Beyond Kid Rock





Students and faculty at Detroit Mercy can get passionate about Detroit music.

The Detroit area lays claim to musical giants like Queen of Soul Aretha Franklin; Motown stars Diana Ross and Smokey Robinson; rockers Bob Seger, Jack White and Kid Rock;  rappers Eminem and Big Sean; and many, many more.

But the region also is producing new artists everyday.

Jonathan Zhu, a senior DMS major, feels it is important to check out new bands and sounds. He uses SoundCloud.

G-Rex from Detroit is a local electronic music producer that Zhu recommends. He also likes The Sneeks from Lansing and Primitiv Parts from Hamtramck.

Eminem, one of the city’s famous products, has made ten number-one albums and won multiple Grammys.

He has supporters on campus

Paul Rogers, a CIS senior, feels Eminem could easily be misunderstood.

“Eminem is humorous,” said Rogers. “He may come across as homophobic and offensive, but he is just bringing attention to problems in our country.”

Radio stations do seem to focus on the same bands and songs, but one station has stepped out and designed a country music contest to recognize the country music scene in Michigan, naming the Nash Next 2017 regional winner as the Drew Hall Band.

Robert Schrah, also a CIS senior, recommends checking out Drew Hall Band, which has four albums and has opened for artists like Tim McGraw, Dierks Bentley and RaeLynn.

“He has a mix of rock and roll and country,” said Schrah. “Reminds me of the Zac Brown Band.”

Detroit female rapper DeJ Loaf grew up with the sounds of 2Pac and Miles Davis.

In 2013 she released her first mix tape. She has worked with many famous artists, including Eminem and Nicki Minaj.

Amber Auram, a freshman biology major, says DeJ Loaf has made her feel like everything is going to be okay.

She and her boyfriend consider “No Fear” to be their song.

“Things may get crazy,” Aurum said, “but as long as her boyfriend is near it will be good. Just like the lyrics say in her song.”

Kid Rock has been in the news lately, with his performance in the new Little Caesars Arena stirring controversy.

Melina Stojkovic, another freshman biology major, tries to look positively on his performance.

She attended one of his latest concerts with her dad, brother and sister.

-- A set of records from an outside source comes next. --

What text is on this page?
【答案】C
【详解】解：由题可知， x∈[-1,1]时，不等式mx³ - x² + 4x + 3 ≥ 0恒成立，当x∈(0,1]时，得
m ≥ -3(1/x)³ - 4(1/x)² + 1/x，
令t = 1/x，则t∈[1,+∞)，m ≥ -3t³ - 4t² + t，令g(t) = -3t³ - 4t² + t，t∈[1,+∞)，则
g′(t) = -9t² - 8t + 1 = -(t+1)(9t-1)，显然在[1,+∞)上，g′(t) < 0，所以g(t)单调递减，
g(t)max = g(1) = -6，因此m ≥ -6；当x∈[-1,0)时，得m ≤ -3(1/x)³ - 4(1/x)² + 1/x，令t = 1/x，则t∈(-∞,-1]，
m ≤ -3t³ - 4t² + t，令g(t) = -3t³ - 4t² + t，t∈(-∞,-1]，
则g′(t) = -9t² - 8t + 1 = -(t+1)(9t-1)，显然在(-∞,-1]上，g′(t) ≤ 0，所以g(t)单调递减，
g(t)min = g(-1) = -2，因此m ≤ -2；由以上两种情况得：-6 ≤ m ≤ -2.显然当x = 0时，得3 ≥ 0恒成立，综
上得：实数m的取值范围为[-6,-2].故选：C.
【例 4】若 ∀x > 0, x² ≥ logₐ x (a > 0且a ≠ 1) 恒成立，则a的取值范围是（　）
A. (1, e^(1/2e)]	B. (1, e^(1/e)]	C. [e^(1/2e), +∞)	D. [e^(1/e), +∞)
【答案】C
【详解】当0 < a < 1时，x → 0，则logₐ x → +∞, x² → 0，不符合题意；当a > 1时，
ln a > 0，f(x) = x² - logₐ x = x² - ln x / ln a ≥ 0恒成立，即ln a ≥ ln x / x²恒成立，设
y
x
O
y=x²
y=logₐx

She said it was amazing.

“My dad got me onto him,” said Stojkovic. “If it wasn’t for my dad, I wouldn’t even know who Kid Rock was.”

Some professors at Detroit Mercy were eager to talk about Detroit’s musical heritage.

Rich Heide, an adjunct communications professor, has a passion for Detroit’s jazz culture.

He recommends students broaden their Detroit experience and listen to some local jazz and blues.

Vocalist Thornetta Davis can be found playing many gigs around Detroit, including Arts Beats And Eats. She is accessible and has a good following.

“One of her best songs is ‘Meet Me With Your Black Drawers On,’ ” said Heide. “It is a very sexy song.”

English professor Nicholas Rombes, an author of several music books, was wearing a T-shirt for 1970s punk band Black Flag on a recent day.

He noted that Detroit contributed to punk history.

He said that Iggy Pop was a “precursor to punk rock in the ’70s and to bands like The Ramones.”

Rombes also mentioned Destroy All Monsters, a punk band from Detroit, featuring female vocalist named Niagara.